Le cours du fils Fischer
Ce cours était devenu une sorte d’institution polytechnicienne réservée aux seuls élèves qui, tout en réglant de leurs deniers, venaient en nombre. Aussi ils devaient tour à tour échanger les rôles de danseurs et de danseuses. Selon L’argot de l’X, « les élèves qui doivent faire la dame, ôtent leur berry [vareuse], le retournent et le mettent à l’envers : ils se coiffent de leur képi, la visière sur le cou… ».
André Pavillon (X1910) rapporte dans ses souvenirs : « Il fallait le voir opérer assurant lui-même la musique avec son violon. La première séance était, rituellement, l’occasion d’une partie de rigolade : les pas successifs du père Fischer étaient soigneusement tracés et numérotés à la craie sur le plancher, et les conscrits étaient invités à prendre la suite en suivant très exactement ces traces à une cadence de plus en plus rapide ! Quel chahut ! »
Marcel Charruau (X1903) écrivait dans une lettre : « On crie de temps à autre : un chic au saint si pathique [sic] M. Fischer. » M. Fischer enseignait volontiers la valse rapide en six temps ; il aimait aussi les quadrilles, pour lesquels il avait reprographié un cours qui commençait ainsi : « Dans toutes les figures du quadrille on doit partir du pied droit, et la raison en est bien simple : quand vous partez du pied gauche, vous représentez la force ; au contraire, quand vous partez du pied droit, vous représentez la grâce. » Comment mieux dire que la musique et la danse étaient faites pour adoucir les mœurs des polytechniciens !

Eh bien, chantez maintenant !
Venons-en au chant. Cette discipline obtint une existence officielle à l’École. Là encore on trouve un embryon de dynastie professorale. Émile Chevé (1804−1864) fut le premier, bien qu’il ait commencé sa carrière dans la médecine de la Marine. Mais bientôt il se consacra avec sa seconde épouse Nanine Paris à la musique et popularisa un nouveau système de notation musicale, appelé « Galin-Paris-Chevé » à base de chiffres, dont l’idée remonte à Jean-Jacques Rousseau et qui avait pour mérite de permettre d’enseigner facilement la musique aux classes populaires même analphabètes.

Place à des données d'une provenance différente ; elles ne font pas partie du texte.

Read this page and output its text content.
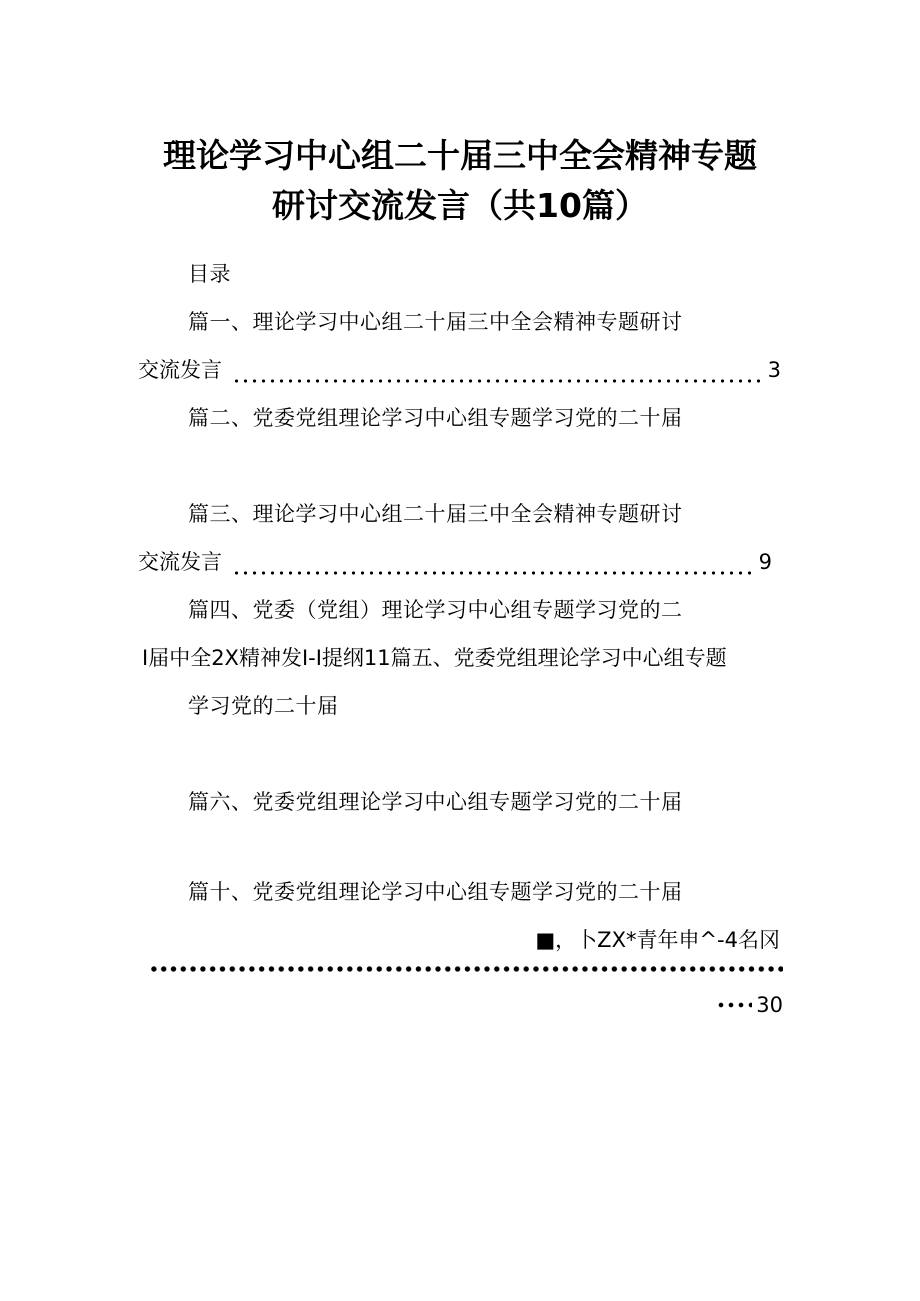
理论学习中心组二十届三中全会精神专题
研讨交流发言（共10篇）
目录
篇一、理论学习中心组二十届三中全会精神专题研讨
交流发言	3
篇二、党委党组理论学习中心组专题学习党的二十届
篇三、理论学习中心组二十届三中全会精神专题研讨
交流发言	9
篇四、党委（党组）理论学习中心组专题学习党的二
I届中全2X精神发I-I提纲11篇五、党委党组理论学习中心组专题
学习党的二十届
篇六、党委党组理论学习中心组专题学习党的二十届
篇十、党委党组理论学习中心组专题学习党的二十届
■，卜ZX*青年申^-4名冈
30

Pierre Galin, qui mit en forme la méthode de Rousseau, était décédé depuis 1821.
Dès le XIXe siècle, des approches contrastées pouvaient cohabiter à l’École. En effet, le dessein d’Émile Chevé était bien différent de celui de Félix Le Couppey. Avec son épouse, Chevé, qui appartenaient à la mouvance fouriériste, se dévoua totalement et de manière militante à cet enseignement de la musique, qui visait à faire accéder les classes populaires à la culture. Son ouvrage principal corédigé avec sa femme, qui fit l’objet de multiples éditions, est Méthode élémentaire de musique vocale.

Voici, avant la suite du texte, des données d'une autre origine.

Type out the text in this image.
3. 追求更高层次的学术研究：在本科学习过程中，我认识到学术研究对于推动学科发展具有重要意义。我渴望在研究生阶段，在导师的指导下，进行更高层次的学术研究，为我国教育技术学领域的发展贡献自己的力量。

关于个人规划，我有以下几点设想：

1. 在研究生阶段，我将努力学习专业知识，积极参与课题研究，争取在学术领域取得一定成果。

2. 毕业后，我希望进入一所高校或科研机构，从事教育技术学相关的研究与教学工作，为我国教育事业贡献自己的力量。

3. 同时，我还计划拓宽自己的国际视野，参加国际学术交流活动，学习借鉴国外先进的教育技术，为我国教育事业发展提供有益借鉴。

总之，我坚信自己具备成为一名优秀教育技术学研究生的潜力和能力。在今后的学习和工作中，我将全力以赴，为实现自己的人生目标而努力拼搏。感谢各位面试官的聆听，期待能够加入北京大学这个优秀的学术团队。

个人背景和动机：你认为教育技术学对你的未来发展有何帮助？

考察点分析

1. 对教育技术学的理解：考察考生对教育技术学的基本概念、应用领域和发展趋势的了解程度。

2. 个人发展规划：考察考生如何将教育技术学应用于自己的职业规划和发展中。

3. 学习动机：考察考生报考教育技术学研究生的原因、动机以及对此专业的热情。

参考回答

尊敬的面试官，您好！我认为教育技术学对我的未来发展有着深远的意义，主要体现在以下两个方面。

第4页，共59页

Encore un fils succédant à son père
Chevé fut autorisé à enseigner dans les plus prestigieuses écoles d’enseignement supérieur : l’École normale en 1857, l’École polytechnique en 1858. Les élèves l’appelaient amicalement le père Chevé. En 1863, il fut nommé officiellement professeur de musique vocale, alors que les professeurs de musique instrumentale ou de danse ne reçurent jamais cette consécration officielle les intégrant dans le corps professoral.

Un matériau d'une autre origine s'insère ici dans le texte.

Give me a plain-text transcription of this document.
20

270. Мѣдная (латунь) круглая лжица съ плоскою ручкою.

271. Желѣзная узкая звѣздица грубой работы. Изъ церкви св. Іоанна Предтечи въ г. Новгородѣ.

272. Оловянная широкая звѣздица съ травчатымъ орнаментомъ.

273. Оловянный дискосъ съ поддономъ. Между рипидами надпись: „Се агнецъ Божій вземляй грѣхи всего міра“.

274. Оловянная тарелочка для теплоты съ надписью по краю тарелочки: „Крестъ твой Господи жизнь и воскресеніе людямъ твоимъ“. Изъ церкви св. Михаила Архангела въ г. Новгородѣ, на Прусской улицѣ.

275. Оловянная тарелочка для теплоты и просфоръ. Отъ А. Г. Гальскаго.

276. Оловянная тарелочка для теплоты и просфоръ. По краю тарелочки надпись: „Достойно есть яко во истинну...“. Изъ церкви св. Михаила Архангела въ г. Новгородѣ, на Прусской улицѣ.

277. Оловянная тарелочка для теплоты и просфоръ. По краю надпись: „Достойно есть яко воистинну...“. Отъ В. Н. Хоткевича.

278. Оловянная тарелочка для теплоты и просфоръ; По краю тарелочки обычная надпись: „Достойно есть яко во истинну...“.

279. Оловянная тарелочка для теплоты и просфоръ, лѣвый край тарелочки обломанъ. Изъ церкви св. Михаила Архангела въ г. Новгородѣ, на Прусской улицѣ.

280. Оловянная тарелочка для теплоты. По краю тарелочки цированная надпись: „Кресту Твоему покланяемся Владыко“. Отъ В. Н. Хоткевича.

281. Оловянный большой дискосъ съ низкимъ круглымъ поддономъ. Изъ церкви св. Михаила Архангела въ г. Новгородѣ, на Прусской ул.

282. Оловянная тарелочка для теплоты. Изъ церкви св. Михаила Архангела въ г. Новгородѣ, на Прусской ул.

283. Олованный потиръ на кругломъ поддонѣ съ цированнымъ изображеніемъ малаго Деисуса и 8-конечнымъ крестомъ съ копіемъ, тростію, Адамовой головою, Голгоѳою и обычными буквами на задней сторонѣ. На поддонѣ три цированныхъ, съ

Chevé décéda en 1864 et son fils Amand (1830−1907) lui succéda comme professeur à l’École. Il continua l’action de ses parents pour la diffusion de leur méthode de notation musicale et il était le rédacteur en chef de l’Avenir musical, revue publiée à cet effet. Cela étant, et sous réserve d’une étude plus approfondie, il semble que sa méthode d’enseignement pratiquée à l’X soit restée relativement classique et selon Notre École polytechnique, le célèbre ouvrage de Claris (X1863), il obtint des résultats merveilleux, que démontraient les applaudissements prodigués à ses chœurs pendant les fêtes de l’École. Mais cet enseignement ne paraît pas avoir survécu à la fin de la vie d’Amand Chevé.